Envelopes are also a problem. Most conventional four color presses don’t like them. We tried to run envelopes on our color press once and spent half a day removing shredded envelopes from the rollers. Not fun. So, that means that process color envelopes have to be ordered from a specialty printer. Again, more expensive, 2,500 minimum and 2 – 3 weeks lead time; it’s not a good alternative for the customer.

Here’s the solution:


It’s a two-color tiger. In this case, all we did was change the color of the tiger’s eyes. Now, we’re going to print him in spot colors, orange and black. We’ll actually get the effect of more colors by shading the orange (with screens and gradient fills). And we’re going to get the right color. We’re going to mix the ink to specifically match the orange the customer wants.

In this case, the orange is PMS (Pantone Matching System) 158. Pantone makes neat books for printers that tell us how to mix colors. We’ll mix the orange ink and compare the solids in the printed product to a color swatch in the book. This doesn’t mean that there will be absolutely no color variations in the final product, but it should be really close to the PMS color specified. Please note: the ink color will match the Pantone book, but not necessarily your computer screen. Even if you waste a lot of time trying to calibrate your screen, the only reliable way to see a Pantone color is ink on paper.
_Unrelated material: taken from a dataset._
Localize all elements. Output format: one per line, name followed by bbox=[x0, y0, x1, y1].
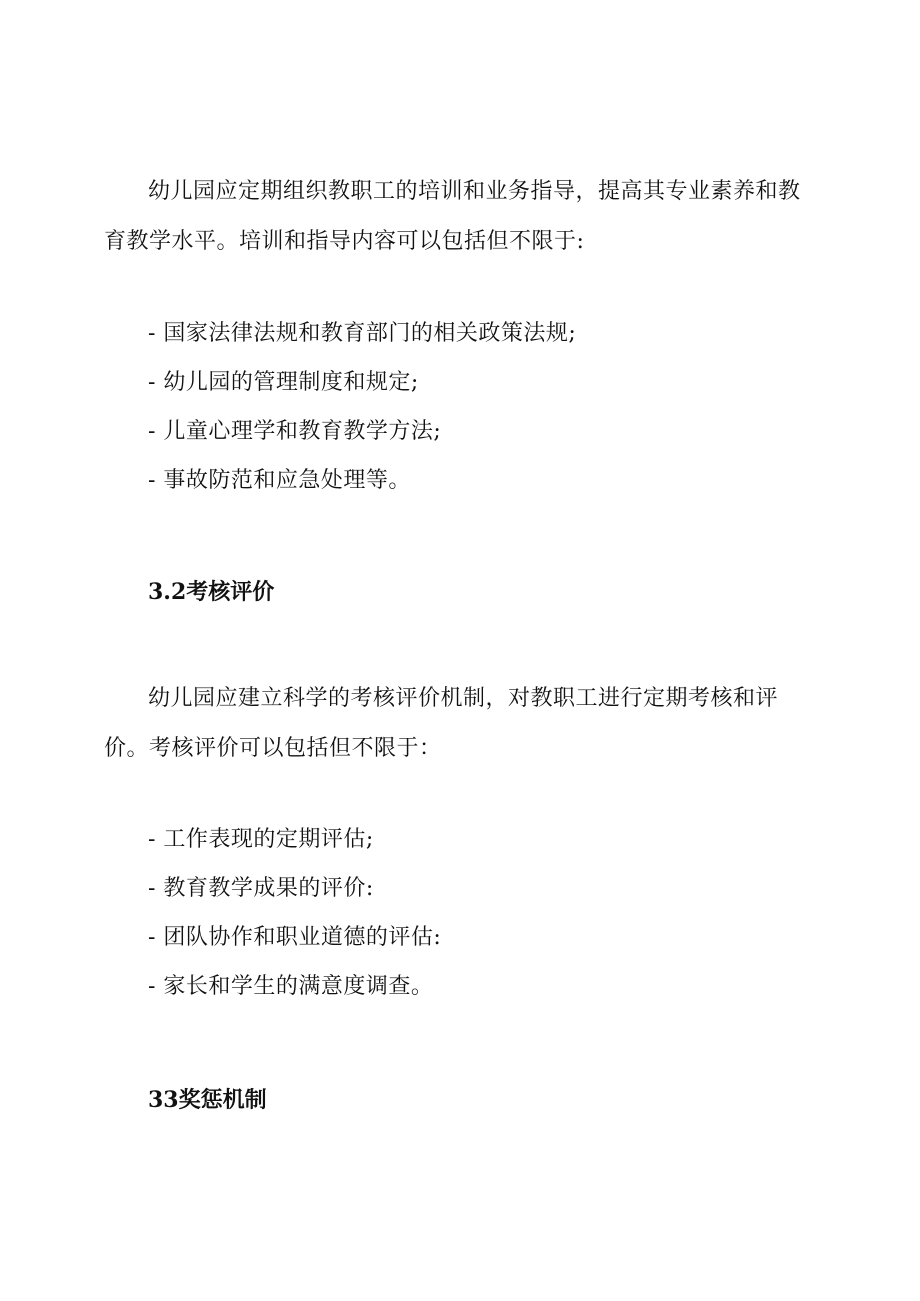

This is what our customer originally had in mind. Two color printing is done on small presses. It’s economical to produce very short runs and most of the small presses we have will run envelopes, too. Unfortunately, her designer didn’t understand this at all.

We talked to the web designer. Nice guy. He had produced a really good looking logo and had not the faintest clue that his customer wouldn’t be able to print it. He also had no idea of how to draw a logo for print. Of course, the project was delayed for a week while everybody traded emails until all of this could be determined. In the end, our customer had to pay for additional design time for us to re-create the logo in Adobe Illustrator as vector art with specified Pantone colors.

What are the lessons to be learned from this?

  1. Poor Richard’s First Rule: Ask your printer. Ask your printer. Ask your printer.
  2. Make sure that the designer you hire understands how to design for print. Do not assume that he does. Many graphic designers are fine artists and web designers, but lack the technical knowledge needed for print on paper.
  3. Be very specific. Talk with your designer about exactly how you want to use the art they will create. Choose specific colors. Make sure that you discuss the cost implications of the art that they will design.
  4. Finally, involve your printer in the project from the outset. We think that it’s best if you have a direct relationship with your printer. If he is involved in the project from the beginning, he can work with your designer on the technical aspects. This will save you money over the long and short run.